On Sun, Feb 06, 2011 at 04:40:26PM +1100, Michael G Schwern wrote:
> On 2011.2.4 1:39 PM, Aaron J. Grier wrote:
> > is there a knob for me to always default git merge to --no-commit ?
[...]
> The real solution is to allow users to make errors, but quickly and
> easily detect and undo them.  Thus, everything needs an undo button.
> Delete the wrong file?  Pull it from the trash. [1]  Editing a
> document wrong?  Undo button.  Screw up a merge?  Throw out that
> commit and try again.

I am attempting to recreate my previous workflow in which I could do a
final review of what I was about to commit after a merge was completed.

I believe the git rationale is that since your commit is local, you can
polish things before transferring them to other people, and
automatically committing after a successful merge saves a step.  I'm
asking for trouble by working outside this workflow.

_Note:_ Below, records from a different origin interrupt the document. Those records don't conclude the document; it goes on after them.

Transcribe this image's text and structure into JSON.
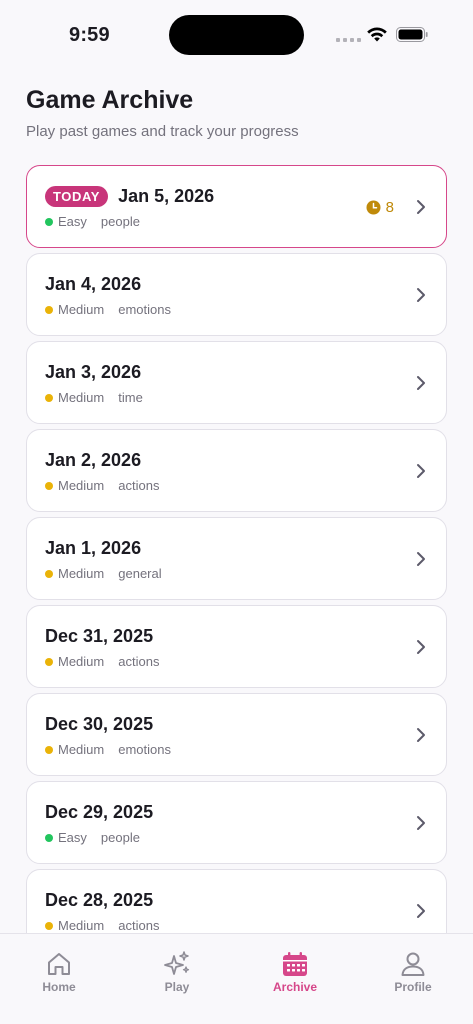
{
  "status_bar": {
    "time": "9:59"
  },
  "header": {
    "title": "Game Archive",
    "subtitle": "Play past games and track your progress"
  },
  "games": [
    {
      "badge": "TODAY",
      "date": "Jan 5, 2026",
      "difficulty": "Easy",
      "category": "people",
      "timer": "8"
    },
    {
      "date": "Jan 4, 2026",
      "difficulty": "Medium",
      "category": "emotions"
    },
    {
      "date": "Jan 3, 2026",
      "difficulty": "Medium",
      "category": "time"
    },
    {
      "date": "Jan 2, 2026",
      "difficulty": "Medium",
      "category": "actions"
    },
    {
      "date": "Jan 1, 2026",
      "difficulty": "Medium",
      "category": "general"
    },
    {
      "date": "Dec 31, 2025",
      "difficulty": "Medium",
      "category": "actions"
    },
    {
      "date": "Dec 30, 2025",
      "difficulty": "Medium",
      "category": "emotions"
    },
    {
      "date": "Dec 29, 2025",
      "difficulty": "Easy",
      "category": "people"
    },
    {
      "date": "Dec 28, 2025",
      "difficulty": "Medium",
      "category": "actions"
    }
  ],
  "tabs": [
    {
      "label": "Home",
      "icon": "home-icon"
    },
    {
      "label": "Play",
      "icon": "sparkles-icon"
    },
    {
      "label": "Archive",
      "icon": "calendar-icon",
      "active": true
    },
    {
      "label": "Profile",
      "icon": "user-icon"
    }
  ],
  "colors": {
    "accent": "#d6478a",
    "easy": "#22c55e",
    "medium": "#eab308",
    "timer": "#c08a0a"
  }
}
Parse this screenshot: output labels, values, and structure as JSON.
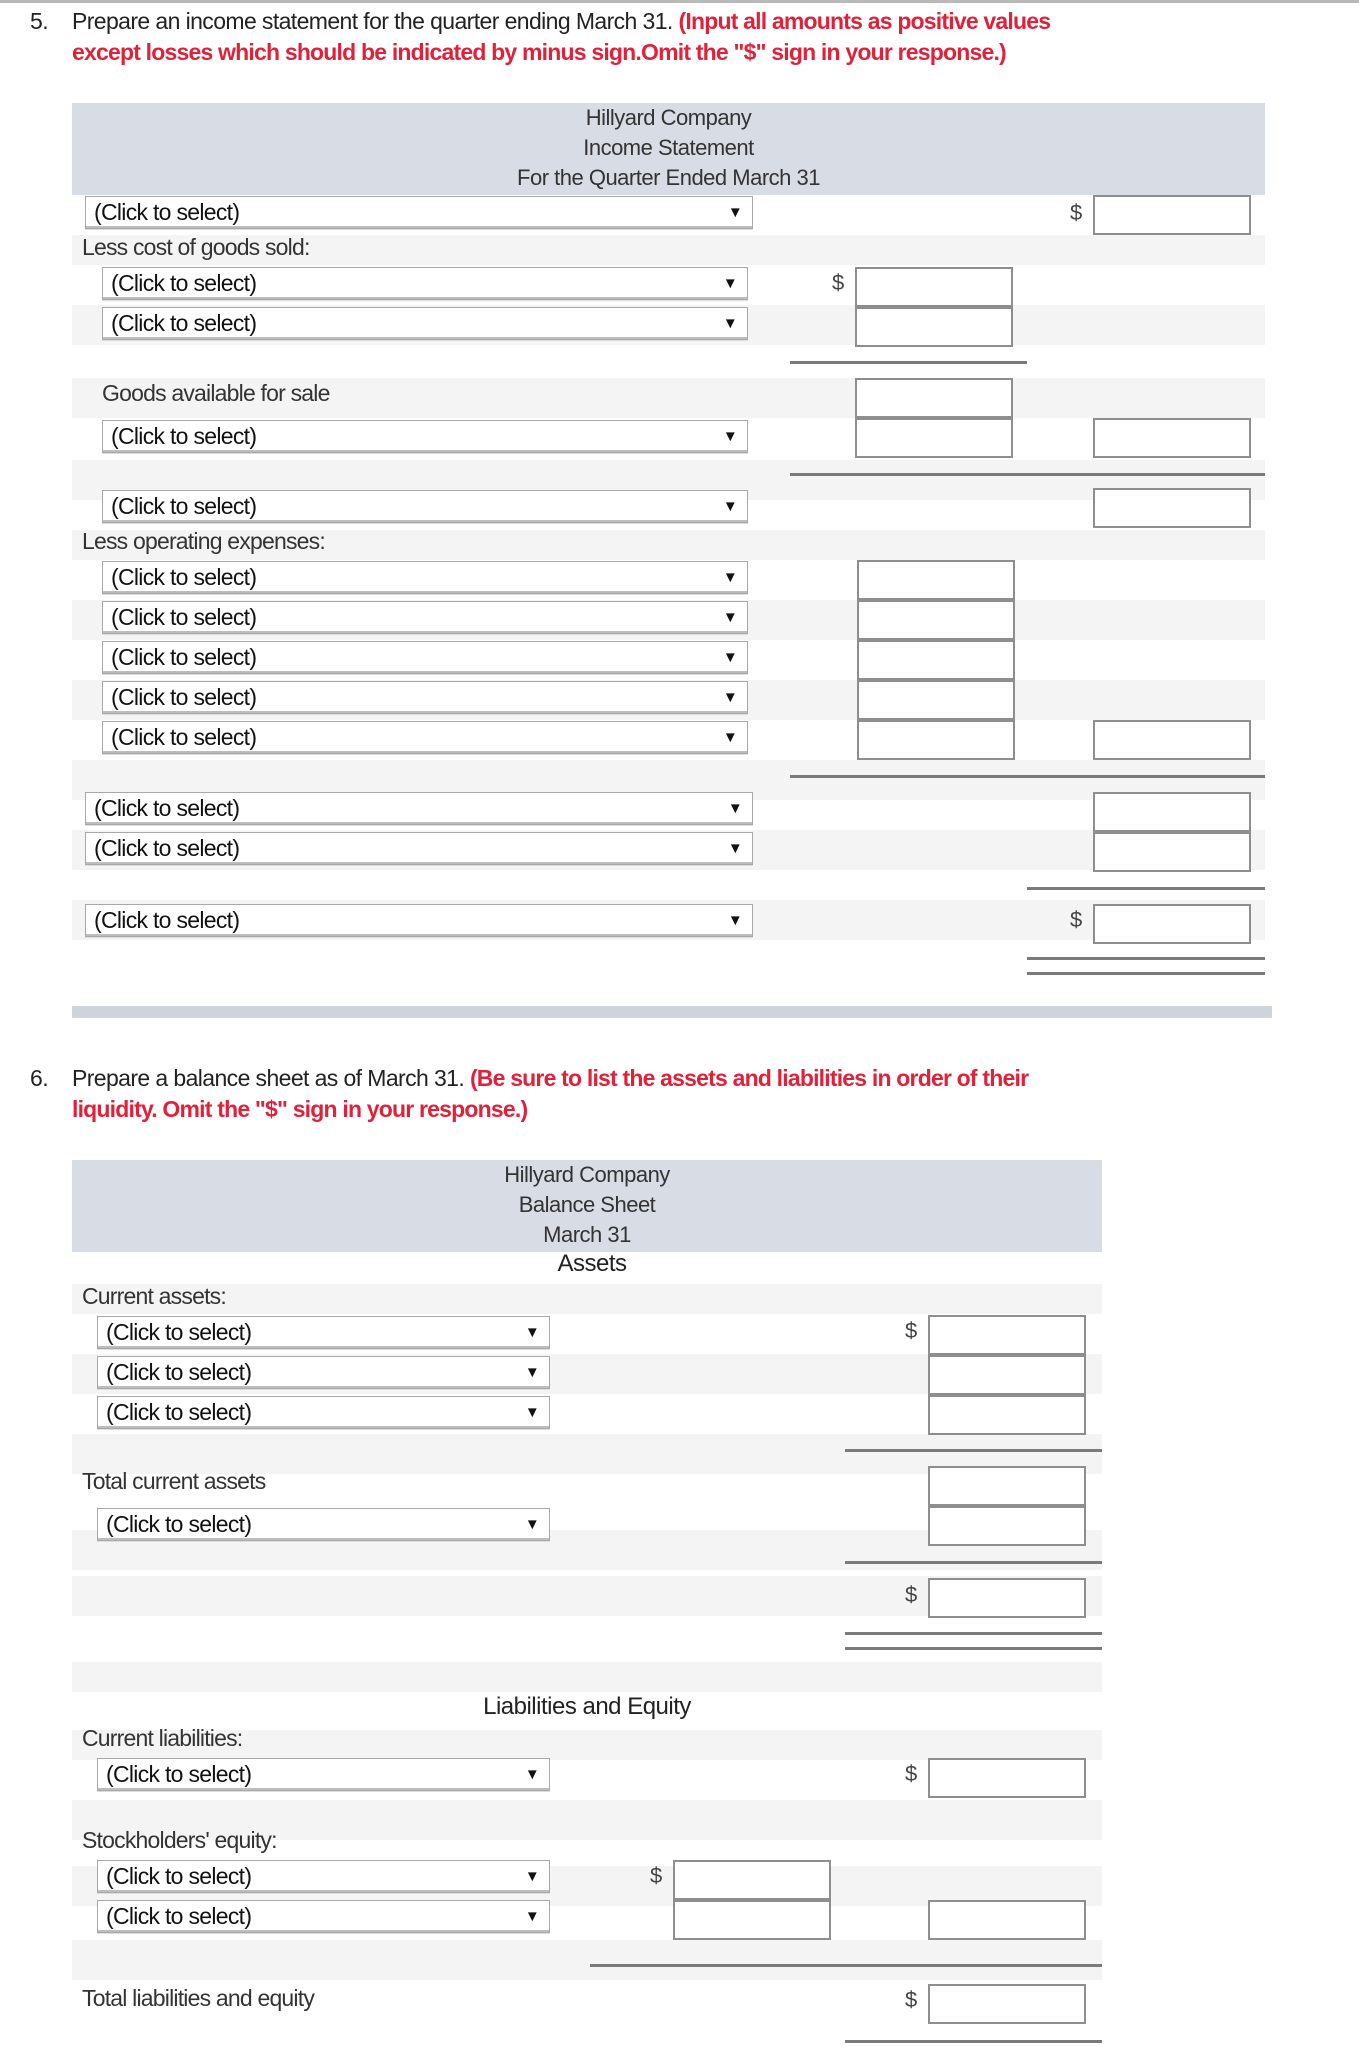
{
  "q5": {
    "number": "5.",
    "text": "Prepare an income statement for the quarter ending March 31.",
    "instruction_line1": "(Input all amounts as positive values",
    "instruction_line2": "except losses which should be indicated by minus sign.Omit the \"$\" sign in your response.)",
    "header": {
      "company": "Hillyard Company",
      "statement": "Income Statement",
      "period": "For the Quarter Ended March 31"
    },
    "labels": {
      "less_cogs": "Less cost of goods sold:",
      "goods_available": "Goods available for sale",
      "less_opex": "Less operating expenses:"
    },
    "select_placeholder": "(Click to select)",
    "dollar": "$"
  },
  "q6": {
    "number": "6.",
    "text": "Prepare a balance sheet as of March 31.",
    "instruction_line1": "(Be sure to list the assets and liabilities in order of their",
    "instruction_line2": "liquidity. Omit the \"$\" sign in your response.)",
    "header": {
      "company": "Hillyard Company",
      "statement": "Balance Sheet",
      "period": "March 31"
    },
    "sections": {
      "assets": "Assets",
      "liabilities_equity": "Liabilities and Equity"
    },
    "labels": {
      "current_assets": "Current assets:",
      "total_current_assets": "Total current assets",
      "current_liabilities": "Current liabilities:",
      "stockholders_equity": "Stockholders' equity:",
      "total_liabilities_equity": "Total liabilities and equity"
    },
    "select_placeholder": "(Click to select)",
    "dollar": "$"
  },
  "icons": {
    "dropdown_arrow": "▼"
  }
}
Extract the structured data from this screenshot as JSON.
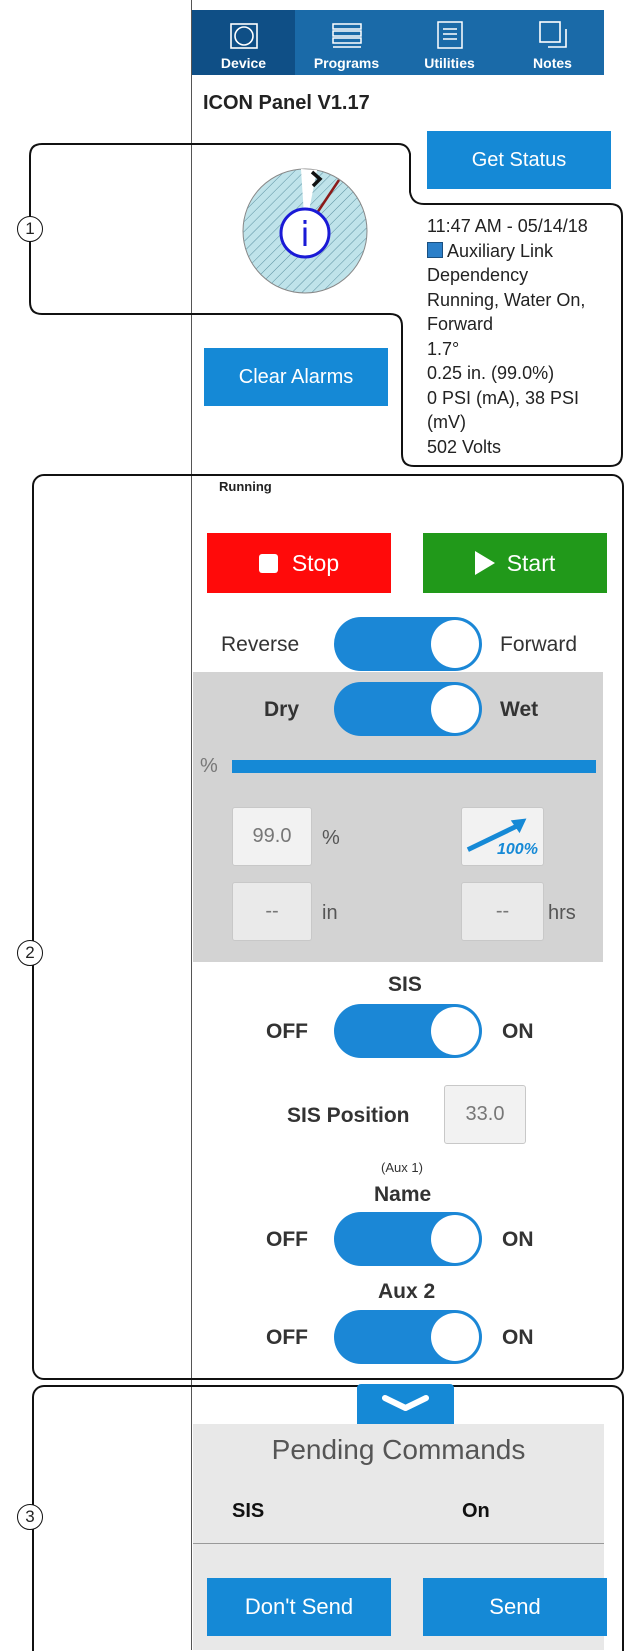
{
  "nav": {
    "items": [
      {
        "label": "Device",
        "icon": "device-icon"
      },
      {
        "label": "Programs",
        "icon": "programs-icon"
      },
      {
        "label": "Utilities",
        "icon": "utilities-icon"
      },
      {
        "label": "Notes",
        "icon": "notes-icon"
      }
    ],
    "active": "Device"
  },
  "header": {
    "title": "ICON Panel V1.17"
  },
  "buttons": {
    "get_status": "Get Status",
    "clear_alarms": "Clear Alarms",
    "stop": "Stop",
    "start": "Start",
    "dont_send": "Don't Send",
    "send": "Send"
  },
  "status": {
    "timestamp": "11:47 AM - 05/14/18",
    "link": "Auxiliary Link",
    "line3": "Dependency",
    "line4": "Running, Water On,",
    "line5": "Forward",
    "angle": "1.7°",
    "depth": "0.25 in. (99.0%)",
    "pressure1": "0 PSI (mA), 38 PSI",
    "pressure2": "(mV)",
    "voltage": "502 Volts"
  },
  "annotations": {
    "one": "1",
    "two": "2",
    "three": "3"
  },
  "state_label": "Running",
  "direction": {
    "left": "Reverse",
    "right": "Forward",
    "on": true
  },
  "wet": {
    "left": "Dry",
    "right": "Wet",
    "on": true
  },
  "percent_symbol": "%",
  "progress_fraction": 1.0,
  "percent_field": {
    "value": "99.0",
    "unit": "%"
  },
  "speed_badge": "100%",
  "depth_field": {
    "value": "--",
    "unit": "in"
  },
  "hours_field": {
    "value": "--",
    "unit": "hrs"
  },
  "sis": {
    "title": "SIS",
    "off": "OFF",
    "on": "ON",
    "enabled": true
  },
  "sis_position": {
    "label": "SIS Position",
    "value": "33.0"
  },
  "aux1": {
    "subtitle": "(Aux 1)",
    "title": "Name",
    "off": "OFF",
    "on": "ON",
    "enabled": true
  },
  "aux2": {
    "title": "Aux 2",
    "off": "OFF",
    "on": "ON",
    "enabled": true
  },
  "pending": {
    "title": "Pending Commands",
    "rows": [
      {
        "name": "SIS",
        "value": "On"
      }
    ]
  },
  "colors": {
    "nav": "#1a6aa8",
    "accent": "#1589d6",
    "stop": "#ff0a0a",
    "start": "#21991a"
  }
}
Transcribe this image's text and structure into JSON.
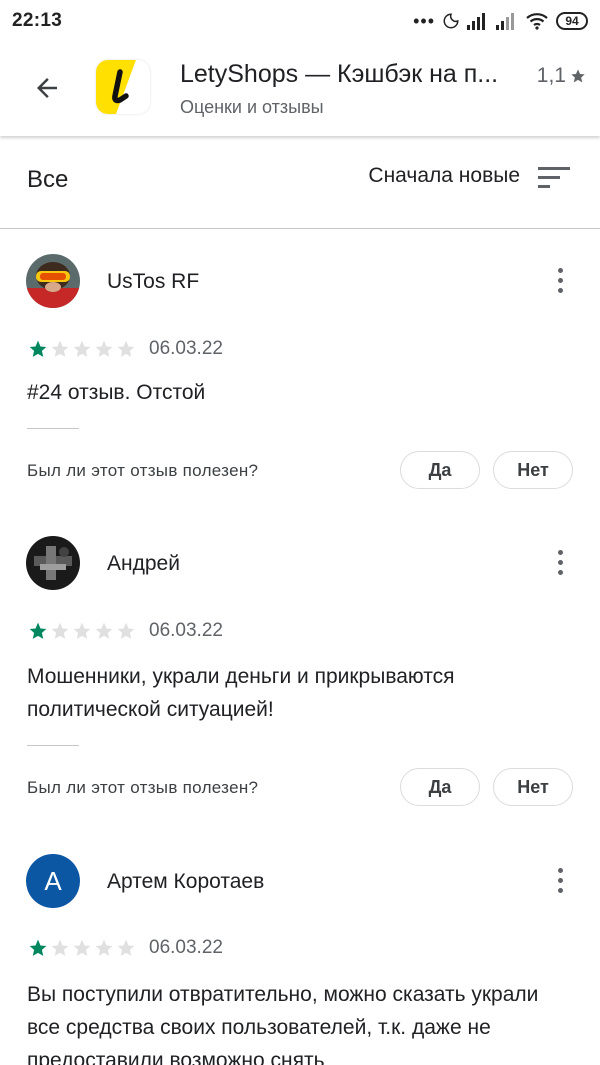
{
  "status_bar": {
    "time": "22:13",
    "battery": "94"
  },
  "app_header": {
    "title": "LetyShops — Кэшбэк на п...",
    "subtitle": "Оценки и отзывы",
    "rating": "1,1",
    "icon_bg": "#ffe000"
  },
  "filter": {
    "all_label": "Все",
    "sort_label": "Сначала новые"
  },
  "colors": {
    "star_filled": "#01875f",
    "star_empty": "#e0e0e0",
    "avatar_letter_bg": "#0b57a4"
  },
  "reviews": [
    {
      "name": "UsTos RF",
      "stars": 1,
      "date": "06.03.22",
      "text": "#24 отзыв. Отстой",
      "helpful_question": "Был ли этот отзыв полезен?",
      "yes": "Да",
      "no": "Нет"
    },
    {
      "name": "Андрей",
      "stars": 1,
      "date": "06.03.22",
      "text": "Мошенники, украли деньги и прикрываются политической ситуацией!",
      "helpful_question": "Был ли этот отзыв полезен?",
      "yes": "Да",
      "no": "Нет"
    },
    {
      "name": "Артем Коротаев",
      "avatar_letter": "А",
      "stars": 1,
      "date": "06.03.22",
      "text": "Вы поступили отвратительно, можно сказать украли все средства своих пользователей, т.к. даже не предоставили возможно снять"
    }
  ]
}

my stumbling block was the mapping between foo.bar and [foo] bar = in
~/.gitconfig.  the git-config man page hints about the mapping in
multiple places, but doesn't have an explicit example of "these git
config commands result in the following config file" or vice-versa.

I'm still not clear if branch.mergeoptions=no-commit covers all
branches, as the option is listed in git-branch docs as
branch.<branchname>.mergeoptions.

> Here is your git undo button.
> 
> [alias]
>     undo = reset --hard HEAD^

or using git config:

        git config alias.undo 'reset --hard HEAD^'

?

but maybe I'm digressing into hates-documentation, or config file hate.